Laut Aufzeichnungen wurden Maria M. Hesse aus „Görs“ in Referinghausen und Anna E. Völlmecke aus „Mülldiekes“ in Deifeld getroffen. Die 18-jährige Johanna Über aus „Spielmanns“ in Düdinghausen, die als Magd bei „Greten“ in Referinghausen arbeitete, wurde laut Kirchenbucheintrag mit einem „Schwert durchbohrt und an der rechten Hand schwer verwundet“. Sie starb für „Gesetz und Freiheit der Heimat“ und wurde am folgenden Tag auf dem Friedhof in Deifeld beigesetzt, notierte Pfarrer Birkenhauer.

Hauptmann Meunier ließ seine Soldaten nun weiter vorrücken und nahm fünf Männer, die sich zu Verhandlungen bereit erklärt hatten, als Rädelsführer fest. Einer entkam auf dem Weg ins Zuchthaus nach Münster, die anderen blieben dort drei Monate in Haft.

Eichen-Stamm erinnert an die nebligen Januartage

Aber auch dieser Vorfall, der später als „Weiberschlacht“ von Wissinghausen in die Geschichte eingehen sollte, hielt die Grafschafter nicht davon ab, die Zahlung der Sondersteuer zu verweigern. Nach weiteren sieben Monaten wurden 600 Soldaten in die Grafschaft geschickt, um die Abgaben einzutreiben. Sie hausten mehrere Wochen in den Dörfern und mussten dort versorgt werden. Viele Höfe verschuldeten sich derart hoch, um die Prozesskosten von 3000 Talern aufzubringen, dass sie verkauft werden mussten.

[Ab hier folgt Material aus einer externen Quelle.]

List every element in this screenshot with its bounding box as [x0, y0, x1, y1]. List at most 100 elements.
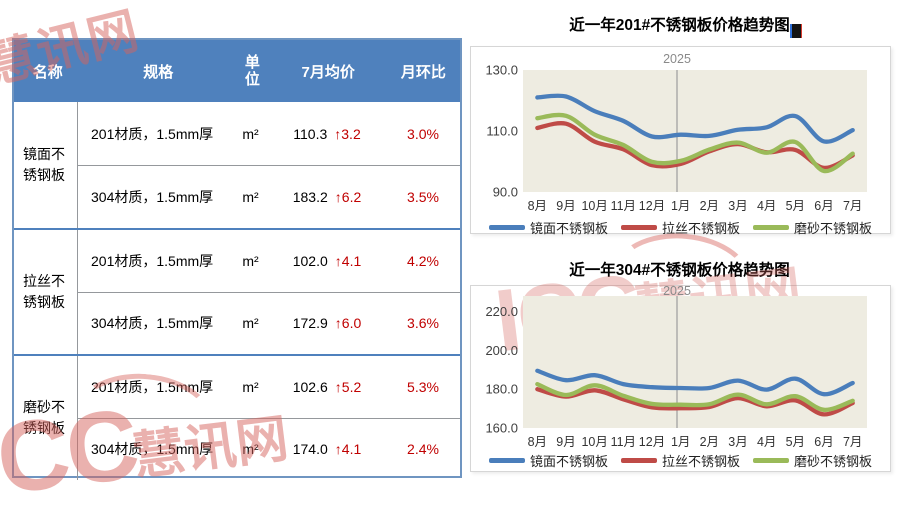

"Wo die Mädchen noch wilder als die Kühe sind" - region, region-wi-me-ha, medebachZur Erinnerung wurde später an der Stelle der Weiberschlacht eine Eiche gepflanzt, die leider in den 60er Jahren dem geplanten, aber nie verwirklichten Straßenbau weichen musste. Noch heute liegt der mächtige Stamm der Weiberschlachtseiche am Ortseingang von Wissinghausen und erinnert an die nebligen Januartage des Jahres 1765.

Auch die Band ZOFF sang 1983 in ihrer Sauerlandhymne: „Sauerland…wo die Mädchen noch wilder als die Kühe sind…!“ Ob sie dabei an die tapferen, wilden Weiber aus der Grafschaft gedacht haben?